Going from being an only child to an older sibling can be a giant change for a preschooler. To suddenly be toppled from their place as number one by someone smaller, cuter, and smellier can be a devastating blow. Too often a young child will express their feelings by lashing out at the newcomer. Fighting over toys, space, and every particle of air can be the outer signs of an inner crushed ego.
In Adele Faber's book Siblings Without Rivalry she tells parents to
imagine that one day their spouse comes home and says that because they
love you so much they have decided to add a second husband or wife to
the relationship. One that is younger, cuter, and gets a lot more
attention than you.
If that thought of that happening has you seeing
red, imagine how your preschooler might be feeling when a new baby
enters the home. Luckily, there are things that you can do to lessen the
tension and try to ease some of the fighting that occurs.
Preschoolers
can often feel out of control with their feelings. This can often lead
to hitting, pushing, pinching, or worse to a younger sibling. This
physical expression is how they release how they feel. Rather than
insisting that your child bottle up their emotions and thoughts, teach
them how to express them in other ways.
If they need to physically do
something to get it out, hand your preschooler a pillow or a doll that
they can act out on without hurting their younger sibling. Drawing and
coloring can be another way for your child to let out their feelings. Furious scribblings can be a good way to calm down and can help show
exactly how they feel.
Teaching your
preschooler to use their words is another good way to lessen sibling
rivalry. Encourage your child to say how they feel rather than act on
it to their sibling. Spending quality time alone and actively listening
to your preschooler express himself is another important action you can
take. Try not to discredit what they are saying, instead just accept it
as what they are feeling at that moment. Even if it is something you
may not want to hear.
If your preschooler says to you "I hate my baby
sister!" respond calmly with "I understand she can make you very angry"

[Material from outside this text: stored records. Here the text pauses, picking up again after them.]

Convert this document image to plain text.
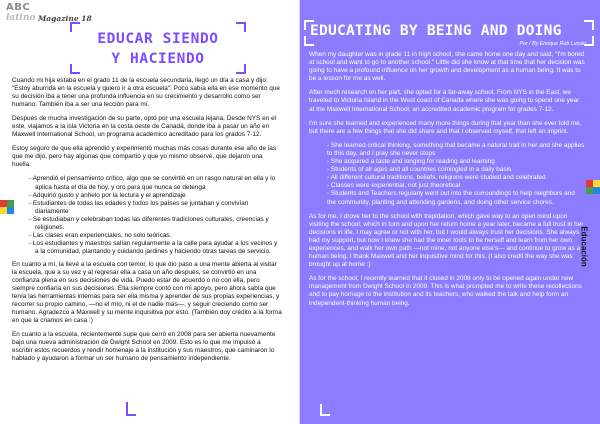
ABC
latino Magazine 18
EDUCAR SIENDO
Y HACIENDO

Cuando mi hija estaba en el grado 11 de la escuela secundaria, llegó un día a casa y dijo: "Estoy aburrida en la escuela y quiero ir a otra escuela". Poco sabía ella en ese momento que su decisión iba a tener una profunda influencia en su crecimiento y desarrollo como ser humano. También iba a ser una lección para mí.

Después de mucha investigación de su parte, optó por una escuela lejana. Desde NYS en el este, viajamos a la isla Victoria en la costa oeste de Canadá, donde iba a pasar un año en Maxwell International School, un programa académico acreditado para los grados 7-12.

Estoy seguro de que ella aprendió y experimentó muchas más cosas durante ese año de las que me dijo, pero hay algunas que compartió y que yo mismo observé, que dejaron una huella.

- Aprendió el pensamiento crítico, algo que se convirtió en un rasgo natural en ella y lo aplica hasta el día de hoy, y oro para que nunca se detenga
- Adquirió gusto y anhelo por la lectura y el aprendizaje
- Estudiantes de todas las edades y todos los países se juntaban y convivían diariamente
- Se estudiaban y celebraban todas las diferentes tradiciones culturales, creencias y religiones.
- Las clases eran experienciales, no solo teóricas.
- Los estudiantes y maestros salían regularmente a la calle para ayudar a los vecinos y a la comunidad, plantando y cuidando jardines y haciendo otras tareas de servicio.

En cuanto a mí, la llevé a la escuela con temor, lo que dio paso a una mente abierta al visitar la escuela, que a su vez y al regresar ella a casa un año después, se convirtió en una confianza plena en sus decisiones de vida. Puedo estar de acuerdo o no con ella, pero siempre confiaría en sus decisiones. Ella siempre contó con mi apoyo, pero ahora sabía que tenía las herramientas internas para ser ella misma y aprender de sus propias experiencias, y recorrer su propio camino, —no el mío, ni el de nadie más—, y seguir creciendo como ser humano. Agradezco a Maxwell y su mente inquisitiva por esto. (También doy crédito a la forma en que la criamos en casa :)

En cuanto a la escuela, recientemente supe que cerró en 2008 para ser abierta nuevamente bajo una nueva administración de Dwight School en 2009. Esto es lo que me impulsó a escribir estos recuerdos y rendir homenaje a la institución y sus maestros, que caminaron lo hablado y ayudaron a formar un ser humano de pensamiento independiente.

EDUCATING BY BEING AND DOING
Por / By Enrique Rob Lunski

When my daughter was in grade 11 in high school, she came home one day and said, "I'm bored at school and want to go to another school." Little did she know at that time that her decision was going to have a profound influence on her growth and development as a human being. It was to be a lesson for me as well.

After much research on her part, she opted for a far-away school. From NYS in the East, we traveled to Victoria Island in the West coast of Canada where she was going to spend one year at the Maxwell International School, an accredited academic program for grades 7-12.

I'm sure she learned and experienced many more things during that year than she ever told me, but there are a few things that she did share and that I observed myself, that left an imprint.

- She learned critical thinking, something that became a natural trait in her and she applies to this day, and I pray she never stops
- She acquired a taste and longing for reading and learning
- Students of all ages and all countries comingled in a daily basis
- All different cultural traditions, beliefs, religions were studied and celebrated
- Classes were experiential, not just theoretical
- Students and Teachers regularly went out into the surroundings to help neighbors and the community, planting and attending gardens, and doing other service chores.

As for me, I drove her to the school with trepidation, which gave way to an open mind upon visiting the school, which in turn and upon her return home a year later, became a full trust in her decisions in life. I may agree or not with her, but I would always trust her decisions. She always had my support, but now I knew she had the inner tools to be herself and learn from her own experiences, and walk her own path —not mine, not anyone else's— and continue to grow as a human being. I thank Maxwell and her inquisitive mind for this. (I also credit the way she was brought up at home :)

As for the school, I recently learned that it closed in 2008 only to be opened again under new management from Dwight School in 2009. This is what prompted me to write these recollections and to pay homage to the institution and its teachers, who walked the talk and help form an independent-thinking human being.

Educación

rather than "You don't hate her, she's your sister." Do not try to
dismiss their feelings so they will only increase later.
Parents
can also help ease sibling rivalry by not feeding into it. Comparing
your children, or worse playing favorites, and you can spark angry competition
between siblings.
When you praise and adore your newborn for rolling
over your preschooler can often feel jilted and ignored. Take the time to
praise your preschooler as well, and do so without comparisons to their
other siblings. Take a few minutes each day to let your children each
that you love them individually for all of their unique traits.

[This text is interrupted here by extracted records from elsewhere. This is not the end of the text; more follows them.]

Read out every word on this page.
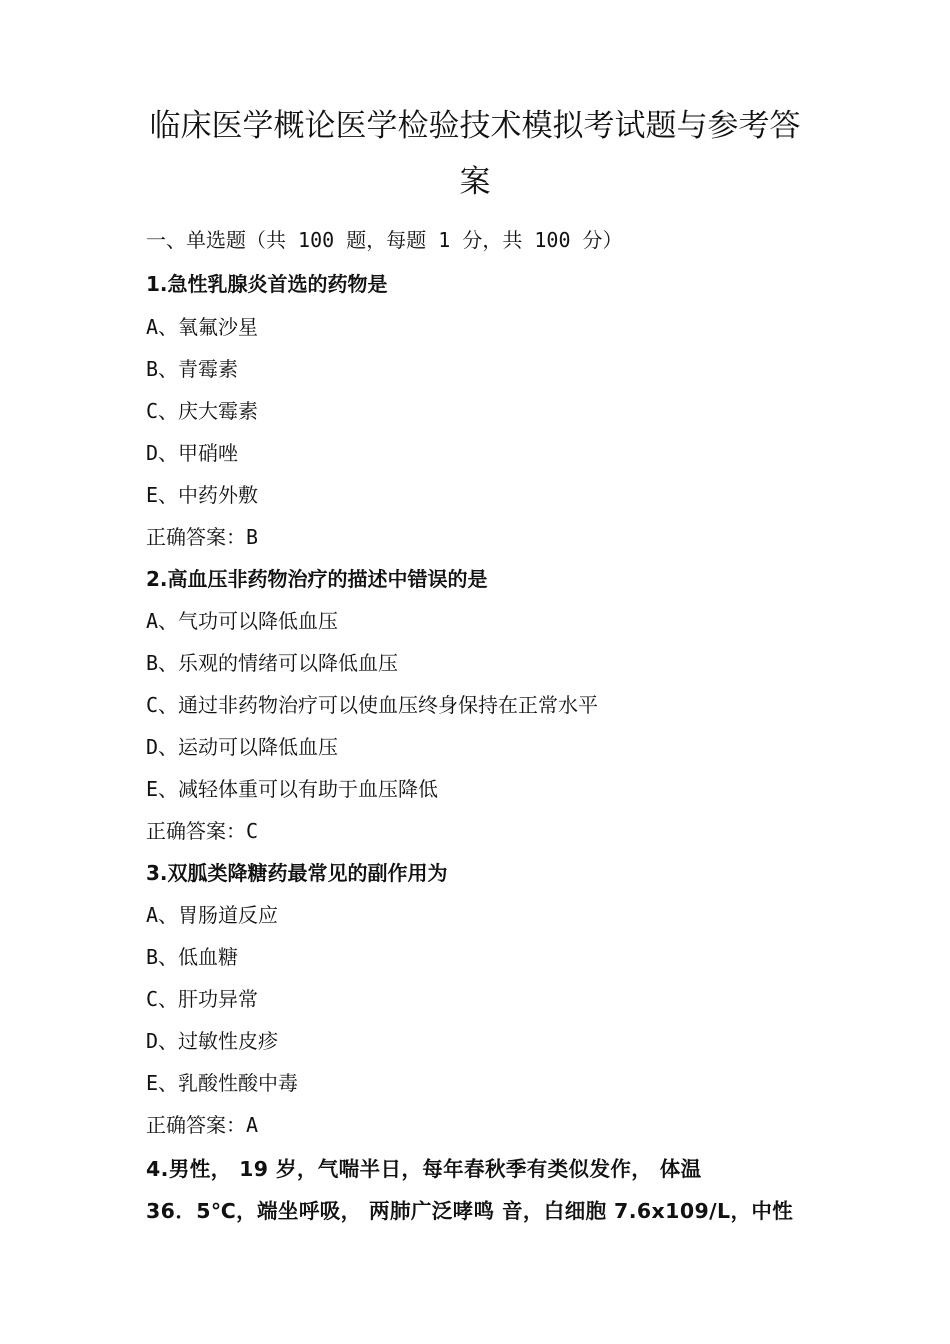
临床医学概论医学检验技术模拟考试题与参考答
案
一、单选题（共 100 题，每题 1 分，共 100 分）
1.急性乳腺炎首选的药物是
A、氧氟沙星
B、青霉素
C、庆大霉素
D、甲硝唑
E、中药外敷
正确答案：B
2.高血压非药物治疗的描述中错误的是
A、气功可以降低血压
B、乐观的情绪可以降低血压
C、通过非药物治疗可以使血压终身保持在正常水平
D、运动可以降低血压
E、减轻体重可以有助于血压降低
正确答案：C
3.双胍类降糖药最常见的副作用为
A、胃肠道反应
B、低血糖
C、肝功异常
D、过敏性皮疹
E、乳酸性酸中毒
正确答案：A
4.男性， 19 岁，气喘半日，每年春秋季有类似发作， 体温
36．5℃，端坐呼吸， 两肺广泛哮鸣 音，白细胞 7.6x109/L，中性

Listen to your preschooler if he feels that he is being ignored for the
new baby and give him some of your time as well. You may feel that you
have to divide up your time equally but that can be a dangerous
balancing act, especially with a younger child that does need more time
and care. Instead strive to equally divide your love and affection and
letting your preschooler know that he or she will always have a place
in your heart.
Often sibling rivalry can be
dangerous. Fighting can occur that will lead any parent to tears of
frustration. When your preschooler is fighting with their younger
sibling, there are a few things you can do. First make it clear that
hurting is not allowed. Hitting, biting, pinching, or anything else are
not permitted. Then take a step back. For minor grumblings, often the
best thing a parent can do is nothing.
Although the feuding can be
annoying, letting them work it out between themselves can be a good way
for your preschooler to learn cooperation. Also letting them know that
you will not get involved will decrease the amount of tattling that can
often happen. If the fight begins to escalate, you may need to step in.
Acknowledge that each child has their own side that is just as true to
them as the other's side is. Then offer a few solutions that might be
useful.
Explain to your preschooler what helpful alternatives are to
fighting. Then step back and let your children work it out on their
own. If the fighting continues to escalate it may be time to separate
each child and give them time to cool off. When emotions are low sit
down and talk with your preschooler about what actions are acceptable
and what are not. Give him or her tools that can be used when the
fighting begins again.
Using these steps
might not guarantee that the sibling rivalry will stop. However with
time and constant use you should begin to see the amount of fighting
and feuding lessen among your children. Sibling rivalry may not end
completely but you can work towards more harmony and show your
preschooler that there does not have to be a rivalry every time.